Siamo il penultimo Paese in Europa per numero di laureati. E tra chi si laurea, alcuni scelgono di andarsene. Anche se si tratta solo del 5%, parliamo di profili brillanti, in particolare uomini. Le facoltà più coinvolte nella “fuga” sono informatica (11,3%), fisica e biologia (10,3%), ingegneria (8,2%), lingue (7,7%) e comunicazione (7,6%).
Perché partono? Un terzo per migliori opportunità, un altro per la mancanza di offerte adeguate in Italia. E oltre il 70% non pensa di rientrare. I numeri aiutano a capire: dopo un anno, chi resta guadagna in media meno di 1.500 euro al mese, chi va all’estero ne prende circa 2.200. Dopo cinque anni, il gap cresce: 1.800 contro quasi 2.900.
Ci sono anche altri segnali: l’età media alla laurea è 24,5 anni per le triennali e 27,4 per le magistrali, in aumento. Oltre il 40% finisce fuori corso. Le donne sono il 60% dei laureati, ma solo il 40% nelle facoltà scientifiche, percentuale ferma da anni. E in medicina, farmacia e giurisprudenza più del 40% ha un genitore nello stesso settore.
Sul lavoro qualcosa migliora: lavora l’80% dei laureati a un anno dal titolo, il dato migliore da dieci anni. I contratti stabili crescono: li ottiene il 40% dei triennali e meno del 30% dei magistrali. Anche gli stipendi sono in leggera crescita.

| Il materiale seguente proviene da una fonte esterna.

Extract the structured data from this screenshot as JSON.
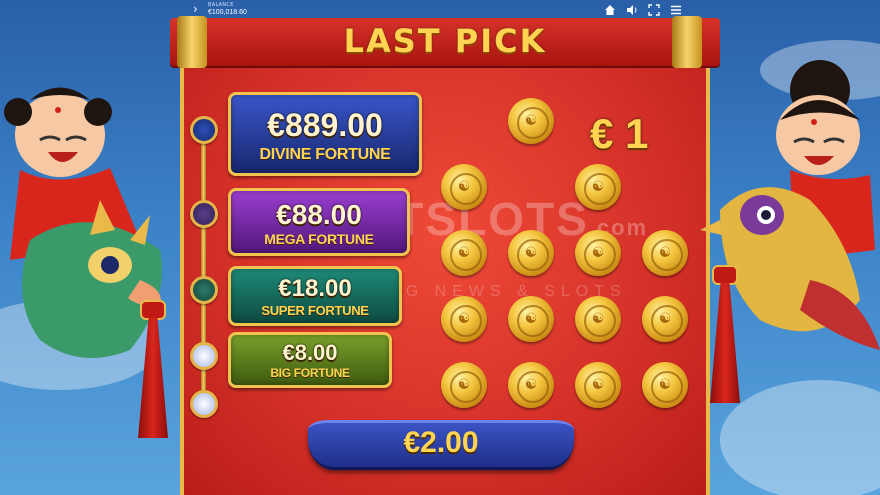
{
  "hud": {
    "balance_label": "BALANCE",
    "balance": "€100,018.60",
    "icons": [
      "home-icon",
      "sound-icon",
      "fullscreen-icon",
      "menu-icon"
    ]
  },
  "title": "LAST PICK",
  "jackpots": [
    {
      "amount": "€889.00",
      "name": "DIVINE FORTUNE"
    },
    {
      "amount": "€88.00",
      "name": "MEGA FORTUNE"
    },
    {
      "amount": "€18.00",
      "name": "SUPER FORTUNE"
    },
    {
      "amount": "€8.00",
      "name": "BIG FORTUNE"
    }
  ],
  "win_prize": "€ 1",
  "bet_amount": "€2.00",
  "watermark": {
    "main": "ABOUTSLOTS",
    "suffix": ".com",
    "sub": "GAMING NEWS & SLOTS"
  },
  "colors": {
    "gold": "#ffd452",
    "red": "#d6322a",
    "sky": "#3b82c8",
    "banner": "#2a3fa8"
  }
}
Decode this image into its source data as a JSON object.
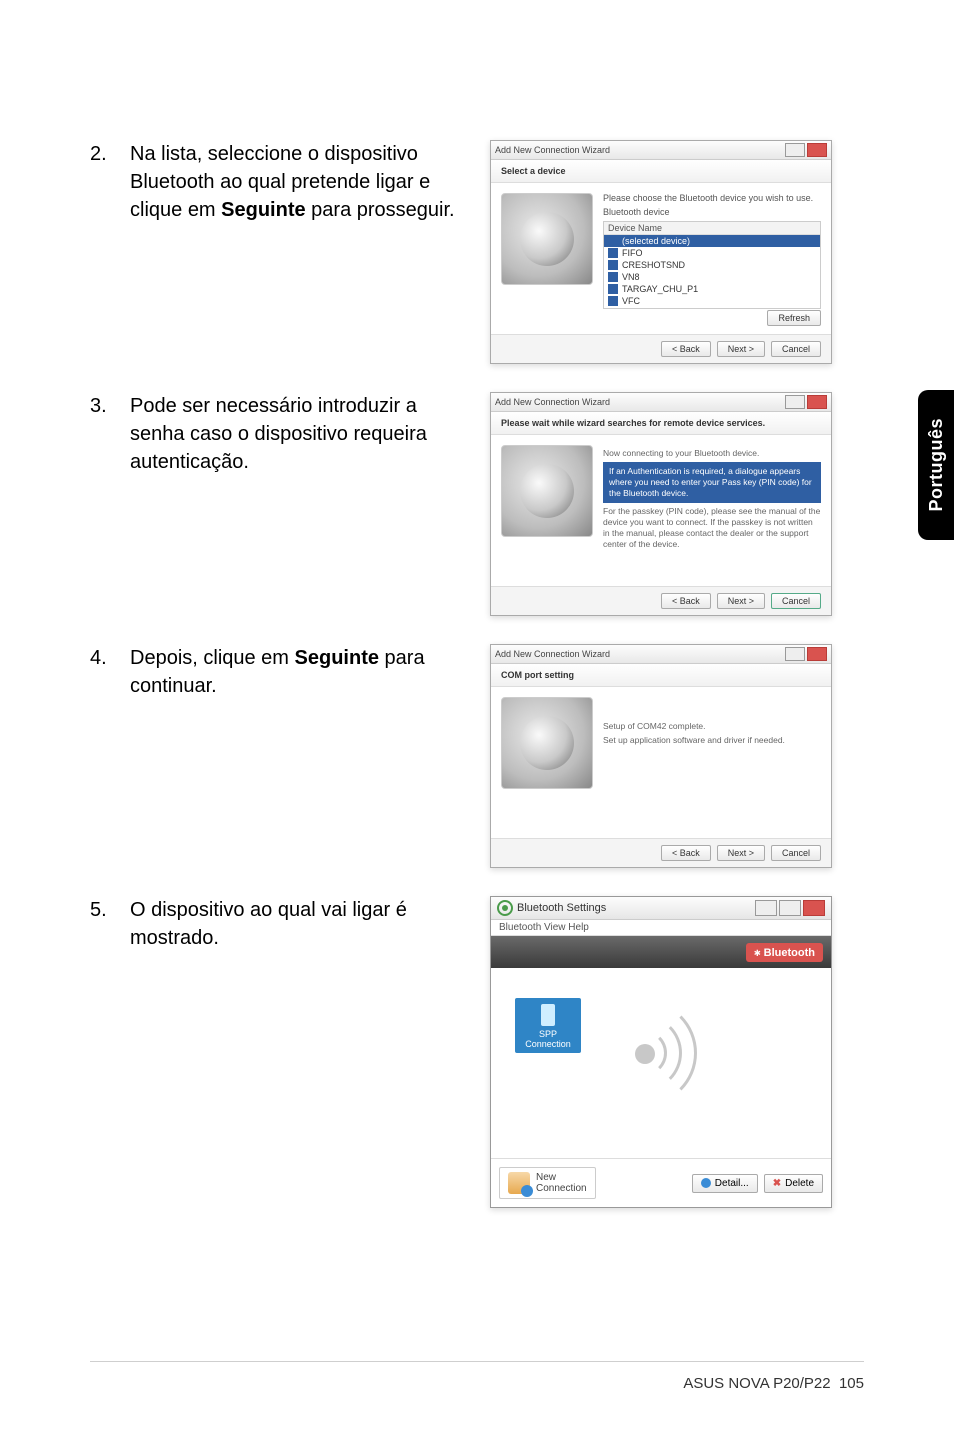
{
  "side_tab": "Português",
  "steps": [
    {
      "num": "2.",
      "text_plain": "Na lista, seleccione o dispositivo Bluetooth ao qual pretende ligar e clique em ",
      "text_bold": "Seguinte",
      "text_after": " para prosseguir."
    },
    {
      "num": "3.",
      "text_plain": "Pode ser necessário introduzir a senha caso o dispositivo requeira autenticação.",
      "text_bold": "",
      "text_after": ""
    },
    {
      "num": "4.",
      "text_plain": "Depois, clique em ",
      "text_bold": "Seguinte",
      "text_after": " para continuar."
    },
    {
      "num": "5.",
      "text_plain": "O dispositivo ao qual vai ligar é mostrado.",
      "text_bold": "",
      "text_after": ""
    }
  ],
  "dlg1": {
    "title": "Add New Connection Wizard",
    "banner": "Select a device",
    "prompt": "Please choose the Bluetooth device you wish to use.",
    "list_label": "Bluetooth device",
    "list_head": "Device Name",
    "items": [
      "(selected device)",
      "FIFO",
      "CRESHOTSND",
      "VN8",
      "TARGAY_CHU_P1",
      "VFC"
    ],
    "refresh": "Refresh",
    "back": "< Back",
    "next": "Next >",
    "cancel": "Cancel"
  },
  "dlg2": {
    "title": "Add New Connection Wizard",
    "banner": "Please wait while wizard searches for remote device services.",
    "line1": "Now connecting to your Bluetooth device.",
    "box": "If an Authentication is required, a dialogue appears where you need to enter your Pass key (PIN code) for the Bluetooth device.",
    "line2": "For the passkey (PIN code), please see the manual of the device you want to connect. If the passkey is not written in the manual, please contact the dealer or the support center of the device.",
    "back": "< Back",
    "next": "Next >",
    "cancel": "Cancel"
  },
  "dlg3": {
    "title": "Add New Connection Wizard",
    "banner": "COM port setting",
    "line1": "Setup of COM42 complete.",
    "line2": "Set up application software and driver if needed.",
    "back": "< Back",
    "next": "Next >",
    "cancel": "Cancel"
  },
  "bt": {
    "title": "Bluetooth Settings",
    "menu": "Bluetooth   View   Help",
    "badge": "Bluetooth",
    "spp_top": "SPP",
    "spp_bottom": "Connection",
    "new_top": "New",
    "new_bottom": "Connection",
    "detail": "Detail...",
    "delete": "Delete"
  },
  "footer": {
    "product": "ASUS NOVA P20/P22",
    "page": "105"
  }
}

Resta però un grande problema: il 30% svolge lavori che non richiedono la laurea. Questo succede anche in economia, e colpisce soprattutto le donne.
Intanto cambiano le aspettative: solo un giovane su tre accetterebbe “qualsiasi” lavoro, e calano anche quelli disposti a prendere meno di 1.250 euro: tra i triennali scendono dal 37% al 33%, tra i magistrali dal 33% al 26%.